Tuesday, April 7, 2026

The Prayer of the Second-generation Saint

“And now, O LORD my God, thou hast made thy servant king instead of David my father: and I [am but] a little child: I know not [how] to go out or come in.” (1Ki 3:7 AV)

This struck me as a perfect prayer for the second-generation Christian.  David learned much in the school of hard knocks.  He went from a Shepard boy to a victorious king by way of very difficult experiences.  His wisdom came by sword and by swagger.  David learned much the hard way.  His experiences from nothing to something were the greatest asset he had.  Solomon, on the other hand, grew up in the palace of a king.  By the time Solomon was grown into adulthood, the vast majority of Israel’s enemies were conquered.  There were not too many battles left.  David cleaned up a mess left by Saul and disobedient Israel.  He established Israel as the major kingdom of the middle east.  This was no small feat.  From the killing of a lion and bear to save his flock, to Goliath, to the Philistines; David fought many battles so Solomon did not have to.  This is the wisdom behind Solomon’s prayer.  He knew he never had the experiences of his father nor would he ever have them.  He would never know what it was like to personally wield a sword at the enemy.  He would never know what it was like to flee from your enemy and hide in caves.  He would never know the weariness of a battle too big for anyone but God.  He grew up protected from the world, and because of it, he lacked much experience.  This gives explanation to his view that he is but a little child.

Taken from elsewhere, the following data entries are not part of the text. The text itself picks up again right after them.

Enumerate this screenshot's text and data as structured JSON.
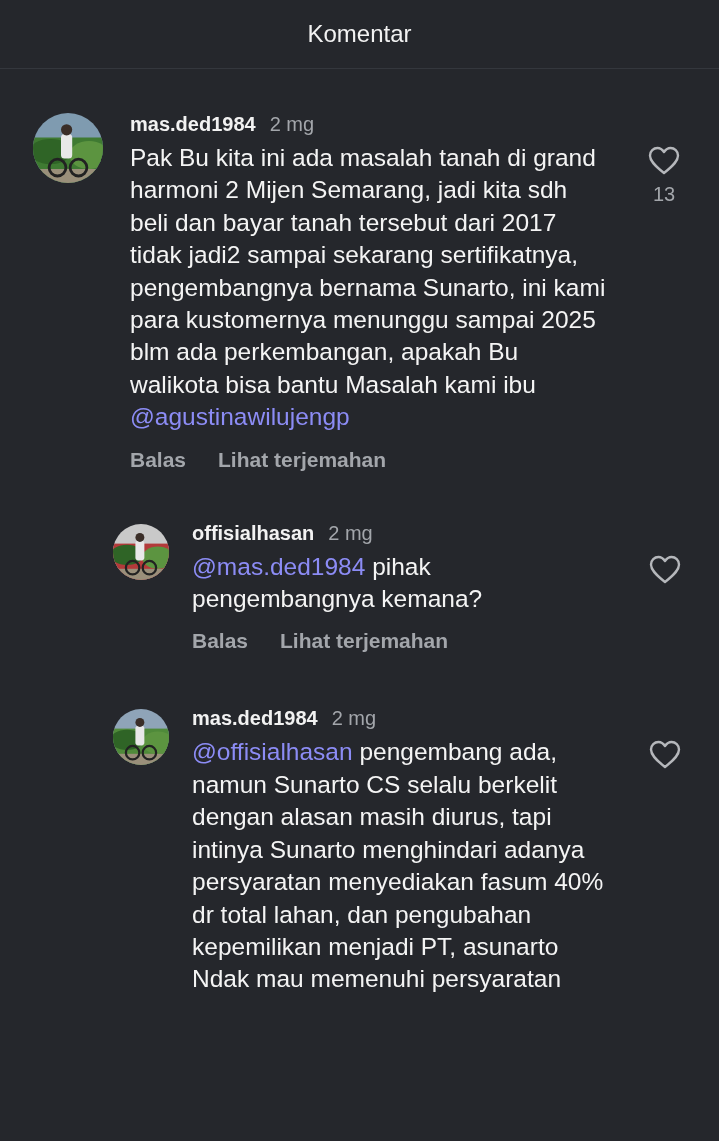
{
  "header": {
    "title": "Komentar"
  },
  "comments": [
    {
      "kind": "comment",
      "username": "mas.ded1984",
      "time": "2 mg",
      "text": "Pak Bu kita ini ada masalah tanah di grand harmoni 2 Mijen Semarang, jadi kita sdh beli dan bayar tanah tersebut dari 2017 tidak jadi2 sampai sekarang sertifikatnya, pengembangnya bernama Sunarto, ini kami para kustomernya menunggu sampai 2025 blm ada perkembangan, apakah Bu walikota bisa bantu Masalah kami ibu",
      "mention_after": "@agustinawilujengp",
      "likes": "13",
      "actions": [
        "Balas",
        "Lihat terjemahan"
      ]
    },
    {
      "kind": "reply",
      "username": "offisialhasan",
      "time": "2 mg",
      "mention_before": "@mas.ded1984",
      "text": "pihak pengembangnya kemana?",
      "actions": [
        "Balas",
        "Lihat terjemahan"
      ]
    },
    {
      "kind": "reply",
      "username": "mas.ded1984",
      "time": "2 mg",
      "mention_before": "@offisialhasan",
      "text": "pengembang ada, namun Sunarto CS selalu berkelit dengan alasan masih diurus, tapi intinya Sunarto menghindari  adanya persyaratan menyediakan fasum 40% dr total lahan, dan pengubahan kepemilikan menjadi PT, asunarto Ndak mau memenuhi persyaratan"
    }
  ]
}
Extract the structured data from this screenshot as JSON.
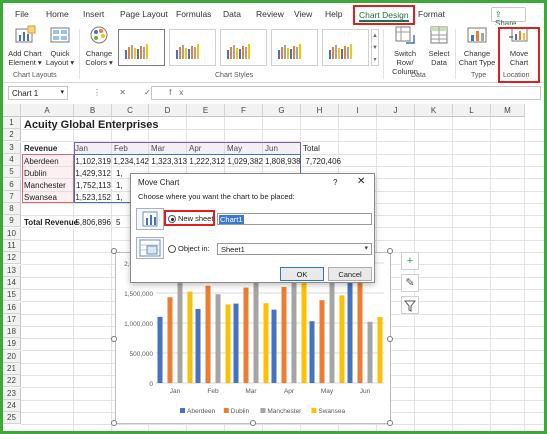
{
  "tabs": [
    "File",
    "Home",
    "Insert",
    "Page Layout",
    "Formulas",
    "Data",
    "Review",
    "View",
    "Help",
    "Chart Design",
    "Format"
  ],
  "active_tab": "Chart Design",
  "share_label": "Share",
  "ribbon": {
    "add_chart_element": [
      "Add Chart",
      "Element ▾"
    ],
    "quick_layout": [
      "Quick",
      "Layout ▾"
    ],
    "change_colors": [
      "Change",
      "Colors ▾"
    ],
    "switch_row_column": [
      "Switch Row/",
      "Column"
    ],
    "select_data": [
      "Select",
      "Data"
    ],
    "change_chart_type": [
      "Change",
      "Chart Type"
    ],
    "move_chart": [
      "Move",
      "Chart"
    ],
    "groups": {
      "chart_layouts": "Chart Layouts",
      "chart_styles": "Chart Styles",
      "data": "Data",
      "type": "Type",
      "location": "Location"
    }
  },
  "formula_bar": {
    "name_box": "Chart 1",
    "name_box_chevron": "▾",
    "fx_controls": "⋮ ✕ ✓ fx"
  },
  "columns": [
    "A",
    "B",
    "C",
    "D",
    "E",
    "F",
    "G",
    "H",
    "I",
    "J",
    "K",
    "L",
    "M"
  ],
  "rows": [
    "1",
    "2",
    "3",
    "4",
    "5",
    "6",
    "7",
    "8",
    "9",
    "10",
    "11",
    "12",
    "13",
    "14",
    "15",
    "16",
    "17",
    "18",
    "19",
    "20",
    "21",
    "22",
    "23",
    "24",
    "25"
  ],
  "sheet": {
    "title": "Acuity Global Enterprises",
    "header": [
      "Revenue",
      "Jan",
      "Feb",
      "Mar",
      "Apr",
      "May",
      "Jun",
      "Total"
    ],
    "data_rows": [
      [
        "Aberdeen",
        "1,102,319",
        "1,234,142",
        "1,323,313",
        "1,222,312",
        "1,029,382",
        "1,808,938",
        "7,720,406"
      ],
      [
        "Dublin",
        "1,429,312",
        "1,"
      ],
      [
        "Manchester",
        "1,752,113",
        "1,"
      ],
      [
        "Swansea",
        "1,523,152",
        "1,"
      ]
    ],
    "total_row": [
      "Total Revenue",
      "5,806,896",
      "5"
    ]
  },
  "dialog": {
    "title": "Move Chart",
    "help": "?",
    "close": "✕",
    "prompt": "Choose where you want the chart to be placed:",
    "new_sheet_label": "New sheet:",
    "new_sheet_value": "Chart1",
    "object_in_label": "Object in:",
    "object_in_value": "Sheet1",
    "ok": "OK",
    "cancel": "Cancel"
  },
  "chart_data": {
    "type": "bar",
    "categories": [
      "Jan",
      "Feb",
      "Mar",
      "Apr",
      "May",
      "Jun"
    ],
    "series": [
      {
        "name": "Aberdeen",
        "color": "#4472c4",
        "values": [
          1102319,
          1234142,
          1323313,
          1222312,
          1029382,
          1808938
        ]
      },
      {
        "name": "Dublin",
        "color": "#ed7d31",
        "values": [
          1429312,
          1620000,
          1590000,
          1600000,
          1380000,
          1700000
        ]
      },
      {
        "name": "Manchester",
        "color": "#a5a5a5",
        "values": [
          1752113,
          1480000,
          1850000,
          1980000,
          1850000,
          1020000
        ]
      },
      {
        "name": "Swansea",
        "color": "#ffc000",
        "values": [
          1523152,
          1310000,
          1330000,
          1940000,
          1460000,
          1100000
        ]
      }
    ],
    "yticks": [
      "0",
      "500,000",
      "1,000,000",
      "1,500,000",
      "2,000,000"
    ],
    "ylim": [
      0,
      2000000
    ],
    "legend_position": "bottom",
    "grid": true
  }
}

It takes a great deal of maturity and humility to see one’s own weaknesses.  The pride of our youthful hearts demand we learn the same lessons our parents learned in much the same manner as they did.  This often results in greater consequences than our parents suffered.  It is God’s design to use the experiences and knowledge of former generations to teach the newer generations.  The plethora of knowledge should increase.  But that is not always the case.  The more we learn the less we know.  How else do we explain great wars of each generation?  We simply do not learn the lessons our forefathers learned.  We don’t accept their wisdom and guidance so that we can be further ahead than they were.  Solomon looked at his father.  He saw a great man whom God used.  He knew his father had made some serious mistakes.  He knew he didn’t want to make the same ones.  So, he asked for the wisdom of his forefathers.  This is great, but for one unfortunate truth.

For all of Solomon’s wisdom, he committed two serious errors that began the downfall of Israel.  He married non-Jewish wives for the sake of diplomacy.  He also established extra-temple worship on the high places.  It would be the Egyptian wives and wives from pagan nations that would steer Solomon’s heart from God to false gods.  His reluctance from the sword and attraction toward diplomacy is what drove him.  He learned much.  The book of proverbs is a testament to the wisdom God granted.  But he also ignored much.  The second-generation Christian who knows the testimony of his parents will do well to learn the lessons their bruises teach.  David had many battle scars.  Each one told a story.  Each one was a lesson for Solomon to learn.  The scars of the first-generation Christ often run deep.  But praise be to God that we can pass those experiences on to a generation that wishes to learn.